Choosing some trees for their leaf shapes :
Giant palmate shape –Horse chestnut -Aesculus hippocastanum
While this tree is native to a small area in the mixed forests of the Pindus Mountains and Balkans of South East Europe, there are many horse chestnut trees in Ireland. The tree is a beautiful stately tree which is part of the soapberry and lychee family Sapindaceae. It has an abundance of white or pink hermaphroditic panicle flowers in Spring which makes it a great tree for the larger garden where it becomes a haven for wildlife and bees. What I love most about this tree is the beautiful giant leaves which fan out in an almost hand-like shape with 5-7 leaflets on each leaf and some growing to almost 60cm across!
2. Two lobed fan shape-Ginkgo/Maidenhair tree –Ginkgo biloba
This fascinating tree dates back 270 billion years and is considered a ‘living fossil’. Native to Japan and China these trees are popular plants for parks and larger gardens worldwide and are truly striking at most times of the year, particularly in Autumn where the foliage turns into a deep saffron yellow. In Spring the fresh growth is a gorgeous striking lime green and as he leaves unfurl they develop into a unique fan shape, with veins radiating out into the leaf blade which at times ‘bifurcate’ or split, giving them a striking and totally unique appearance. The tree grows to about 15 metres in height but has a neat spread of about 5 metres meaning it is one you could plant in a medium-large urban garden. An added bonus? The tree has some sweet little yellow fruits which almost resemble yellow plums and whose seeds have many culinary uses in many Asian cultures, and are said to have powerful medicinal properties.
3. Tulip shaped leaf
Tulip Tree- Liriodendron tulipifera
This beautiful conical shaped tree is a wonderful specimen for the garden. It has large shiny leaves which are almost reminiscent of Maple in shape but slightly more squared off.

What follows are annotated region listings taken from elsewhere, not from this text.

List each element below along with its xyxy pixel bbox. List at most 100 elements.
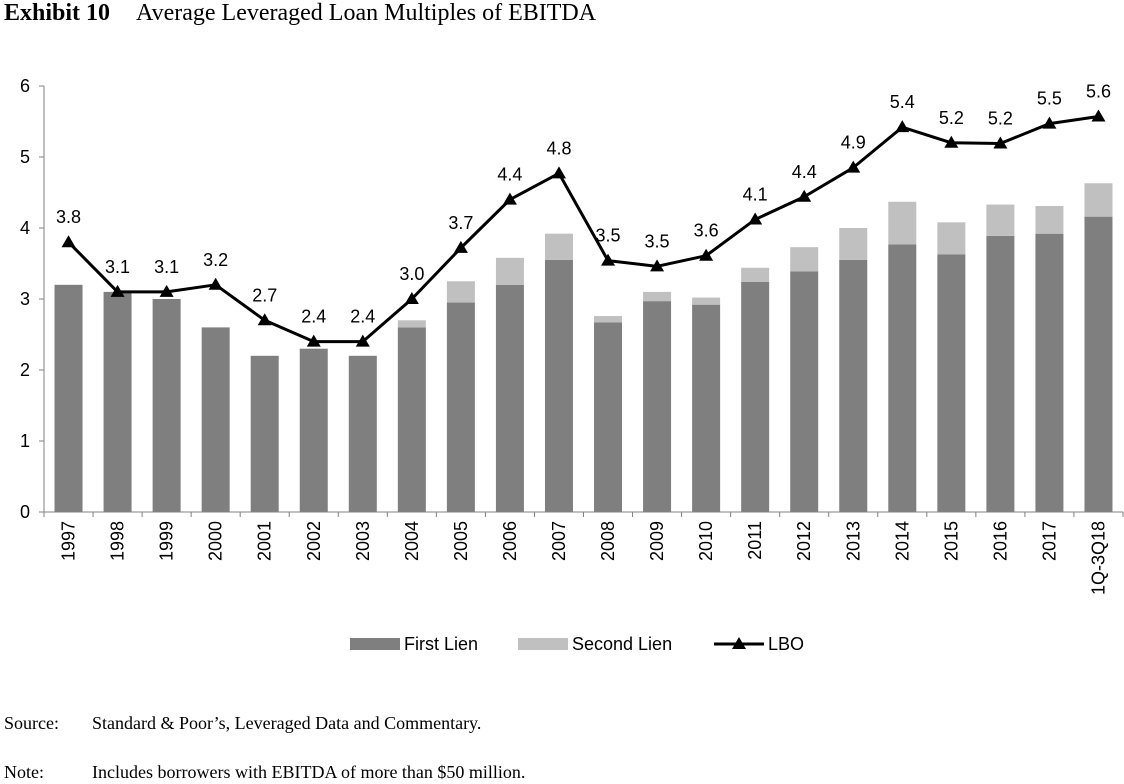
y-tick-label: 3 [20,289,30,309]
lbo-point-marker [110,284,125,297]
bar-first-lien-2013 [839,259,868,512]
x-tick-label: 2000 [206,521,226,561]
legend-label-lbo: LBO [768,634,804,654]
x-tick-label: 1Q-3Q18 [1088,521,1108,595]
bar-first-lien-1999 [152,299,181,512]
bar-first-lien-2000 [201,327,230,512]
lbo-point-marker [1091,109,1106,122]
bar-second-lien-1Q-3Q18 [1084,183,1113,217]
x-tick-label: 2015 [941,521,961,561]
x-tick-label: 2008 [598,521,618,561]
source-label: Source: [4,713,59,733]
y-tick-label: 2 [20,360,30,380]
lbo-data-label: 5.5 [1037,89,1062,109]
lbo-data-label: 3.2 [203,250,228,270]
legend-label-second-lien: Second Lien [572,634,672,654]
lbo-point-marker [502,192,517,205]
lbo-data-label: 3.0 [399,264,424,284]
x-tick-label: 2005 [451,521,471,561]
bar-second-lien-2011 [741,267,770,282]
lbo-point-marker [650,259,665,272]
x-tick-label: 2001 [255,521,275,561]
bar-first-lien-2003 [348,355,377,512]
bar-second-lien-2014 [888,201,917,245]
lbo-data-label: 3.6 [694,221,719,241]
bar-first-lien-1Q-3Q18 [1084,216,1113,512]
bar-first-lien-2009 [643,301,672,512]
x-tick-label: 1998 [108,521,128,561]
y-tick-label: 4 [20,218,30,238]
bar-second-lien-2005 [446,281,475,303]
bar-first-lien-2016 [986,235,1015,512]
bar-second-lien-2017 [1035,205,1064,234]
bar-first-lien-2011 [741,281,770,512]
x-tick-label: 1999 [157,521,177,561]
legend-swatch-first-lien [350,638,400,650]
bars-layer [54,183,1113,512]
source-note: Source: Standard & Poor’s, Leveraged Data… [4,713,481,734]
legend-swatch-second-lien [518,638,568,650]
x-tick-label: 2017 [1039,521,1059,561]
x-tick-label: 2016 [990,521,1010,561]
lbo-data-label: 4.4 [497,165,522,185]
y-tick-label: 6 [20,76,30,96]
legend-label-first-lien: First Lien [404,634,478,654]
lbo-data-label: 2.7 [252,285,277,305]
lbo-point-marker [601,253,616,266]
lbo-data-label: 2.4 [350,307,375,327]
source-text: Standard & Poor’s, Leveraged Data and Co… [92,713,482,733]
lbo-data-label: 4.4 [792,162,817,182]
bar-second-lien-2007 [544,233,573,260]
bar-first-lien-2014 [888,244,917,512]
lbo-point-marker [61,235,76,248]
footnote: Note: Includes borrowers with EBITDA of m… [4,762,525,783]
bar-first-lien-2001 [250,355,279,512]
lbo-data-label: 3.1 [154,257,179,277]
y-tick-label: 0 [20,502,30,522]
bar-second-lien-2006 [495,257,524,285]
bar-first-lien-2012 [790,271,819,512]
lbo-point-marker [699,248,714,261]
y-tick-label: 1 [20,431,30,451]
lbo-data-label: 4.8 [546,138,571,158]
lbo-point-marker [748,212,763,225]
bar-first-lien-2017 [1035,233,1064,512]
x-tick-label: 2014 [892,521,912,561]
lbo-point-marker [257,313,272,326]
lbo-point-marker [159,284,174,297]
bar-second-lien-2012 [790,247,819,272]
bar-first-lien-2010 [692,304,721,512]
y-tick-label: 5 [20,147,30,167]
lbo-data-label: 5.4 [890,92,915,112]
lbo-data-label: 3.5 [645,231,670,251]
lbo-point-marker [797,189,812,202]
chart-title: Average Leveraged Loan Multiples of EBIT… [136,0,597,26]
x-tick-label: 1997 [59,521,79,561]
bar-second-lien-2015 [937,222,966,255]
bar-first-lien-2008 [594,322,623,512]
bar-first-lien-2002 [299,348,328,512]
lbo-point-marker [306,334,321,347]
x-tick-label: 2004 [402,521,422,561]
exhibit-number: Exhibit 10 [4,0,111,26]
legend-swatch-lbo-marker [732,637,746,649]
bar-second-lien-2010 [692,297,721,305]
bar-second-lien-2008 [594,316,623,323]
lbo-data-label: 5.6 [1086,82,1111,102]
lbo-point-marker [993,136,1008,149]
lbo-point-marker [355,334,370,347]
bar-first-lien-2004 [397,327,426,512]
lbo-point-marker [208,277,223,290]
lbo-point-marker [944,135,959,148]
bar-first-lien-1997 [54,284,83,512]
bar-second-lien-2009 [643,291,672,302]
lbo-point-marker [551,166,566,179]
lbo-point-marker [404,292,419,304]
note-text: Includes borrowers with EBITDA of more t… [92,762,526,782]
lbo-series-line [67,115,1099,344]
exhibit-heading: Exhibit 10 Average Leveraged Loan Multipl… [4,0,596,27]
bar-first-lien-2015 [937,254,966,512]
x-tick-label: 2002 [304,521,324,561]
bar-first-lien-2005 [446,302,475,512]
lbo-data-label: 5.2 [988,109,1013,129]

While they emerge bright green they turn a vivid yellow in Autumn. It is a large, fast growing tree and is best set on a wide site with plenty of room to spread out and grow up and it can reach up to 30 metres in height and 15 metres in spread. It also has beautiful tulip shaped upright flowers which appear in Summer while the tree is in full leaf meaning that the flowers are fairly inconspicuous from a distance but quite special close up.
4. Heart-shaped –Katsura tree-Cercidiphyllum japonicum
While the leaf shape of this tree is not the most spectacular attribute of this tree, it is worth mentioning for its elegant softly rounded heart shape. The leave emerge pink on the tree which makes them really stand out in the garden in Spring and turning rich green in the Summer the tree goes through another metamorphosis in early Autumn when the leaves gradually turn into rich hues of orange and yellow. The most incredible thing about the tree in Autumn however is the fact that as the leaves fall the leaves release a strong arms from them, reminiscent of burnt sugar or candyfloss, which will literally stop you in your tracks when passing. A wonderful specimen tree in the garden this tree eventually grows to about 20 metres in height and spreads to about 15metres.
5. Rounded, palmately veined and lobed-Acer shirasawanum ‘Autumn Moon’
Last but not least I could not get away with speaking about leaf shape without mentioning one of the many Japanese maple varieties. With endless varieties to mention in so many colourways we are spoilt for choice when it comes to these hardy little trees. These trees are mainly grown for exactly this reason-their decorative foliage, and this variety is a stunning example of a tree which emerges chartreuse in Spring and matures to rich shades of burnt orange in Autumn. The serrated leaves almost appear too perfect to be real, with a distinct palmate appearance. An added bonus is the samara fruit, which give a gorgeous red colour contrast to the leaves. This one is a great choice for the smaller garden as it will only grow to a maximum 5 metres or so in maturity.